Lo dico prima di iniziare. Io detesto amabilmente gli hashtag. Penso che, nella maggioranza dei casi, siano un divertente gioco letterario alla Stefano Bartezzaghi, un piccolo equilibrismo in grado di strapparci un sorriso di ammirazione (o di compatimento) nei confronti del suo ideatore e nulla più. Penso che in certe situazioni siano indispensabili, specie quando sta accadendo qualcosa di importante ed è necessario radunare in un unico feed tutte le notizie possibili al riguardo (per esempio subito dopo un terremoto) ma che il loro utilizzo sia mediamente inutile e barocco. Penso che, nove volte su dieci, siano un giochetto da ragazzini o un terreno di coltura per forme di marketing aziendale vaporoso ed innovativo (o presunto tale).
Così quando ieri Matteo Renzi ha illustrato la sua più recente manovra politica in dieci tweet, ognuno dei quali corredato di ben due hashtag, ho pensato, dal’alto della mia allergia, che non si trattava di una buona idea. Che questa indigestione di cancelletti forse non raccontava, come sostengono in molti, la superficialità di una nuova forma di comunicazione politica ma, più probabilmente, una certa idolatria tecnologica fine a se stessa.

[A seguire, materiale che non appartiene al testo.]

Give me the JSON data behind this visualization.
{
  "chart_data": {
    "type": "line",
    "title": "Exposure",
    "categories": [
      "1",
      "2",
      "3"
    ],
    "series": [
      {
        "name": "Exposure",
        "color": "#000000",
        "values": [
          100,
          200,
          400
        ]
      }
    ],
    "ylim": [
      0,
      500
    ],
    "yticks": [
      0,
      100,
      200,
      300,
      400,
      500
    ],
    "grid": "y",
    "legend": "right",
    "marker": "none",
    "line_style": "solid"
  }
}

Oltre all’hashtag #oraics contenuto in tutti i tweet di Palazzo Chigi possiamo trovare:
#byebyeautoblu
#opendata
#normaolivetti
#F35
#immobili
#municipalizzate
#diesirap
#ognipromessaèdebito
#bankitalia
A parte il calembour divertente #diesirap (che Matteo Renzi in conferenza stampa ha attribuito esplicitamente a @nomfup, anche se noi al riguardo non avevamo dubbi) e un paio di altri giochetti linguistici ben fatti come #byebyeautoblu e #ognipromessaèdebito è evidente credo a chiunque che si tratta di tag del tutto irrilevanti, senza alcuna possibilità di aggregare senso e conversazioni.
E allora forse è utile chiedersi se simili forme di comunicazione istituzionale abbiano un senso e, nel caso, quale esso sia. Perché lo Stato non è una azienda che può pianificare campagne pubblicitarie basate sull’uso leggero degli hashtag (per esempio come ha fatto Enel qualche mese fa con la sua campagna pubblicitaria #guerrieri che tutti oggi in rete ricordano con maggior esattezza per la sua efficace variante #coglioni) per poi eventualmente subirne le conseguenze (come è capitato a McDonalds con una analoga campagna basata sugli hashtag di un paio di anni di cui paga tutt’ora lo scotto). Dallo Stato io mi aspetterei forme di comunicazione che producano senso per i cittadini.
Volendo estremizzare il valore assertivo intrinseco degli hashtag si potrebbe dire che l’#oraics è poi iniziata in discreto ritardo, che la politica in forma di tweet assomiglia ad una variate hardcore della politica per slogan tipica dei talk show televisivi (recitati in genere senza alcun freno che non sia il litigio urlato fra contendenti), che se il comunicato stampa del Governo, per inevitabili ragioni di contesto, tende a spiegare ai cittadini il senso dei provvedimenti un tweet massimizza l’effetto annuncio e riduce al minimo le responsabilità comunicative di chi lo emette. E ancora una volta, il soggetto emettitore non è ininfluente: una cosa è @nomfup, un'altra @Palazzo_Chigi.
L’unico effetto rilevante della boutade degli hashtag di ieri e dei tweet a ripetizione sparati da Matteo Renzi è quella di finire rapidamente sui giornali in quanto messaggi in bottiglia letti da giornalisti dentro un social network scritto e letto in Italia in buona parte solo da altri giornalisti. Una formidabile camera di eco fra pari che certamente riempirà per un giorno le pagine dei quotidiani e dei siti web ma che lascerà dietro di sé, per forza di cose, un inevitabile nulla cosmico comunicativo. Anzi, un #nulla #cosmico #comunicativo.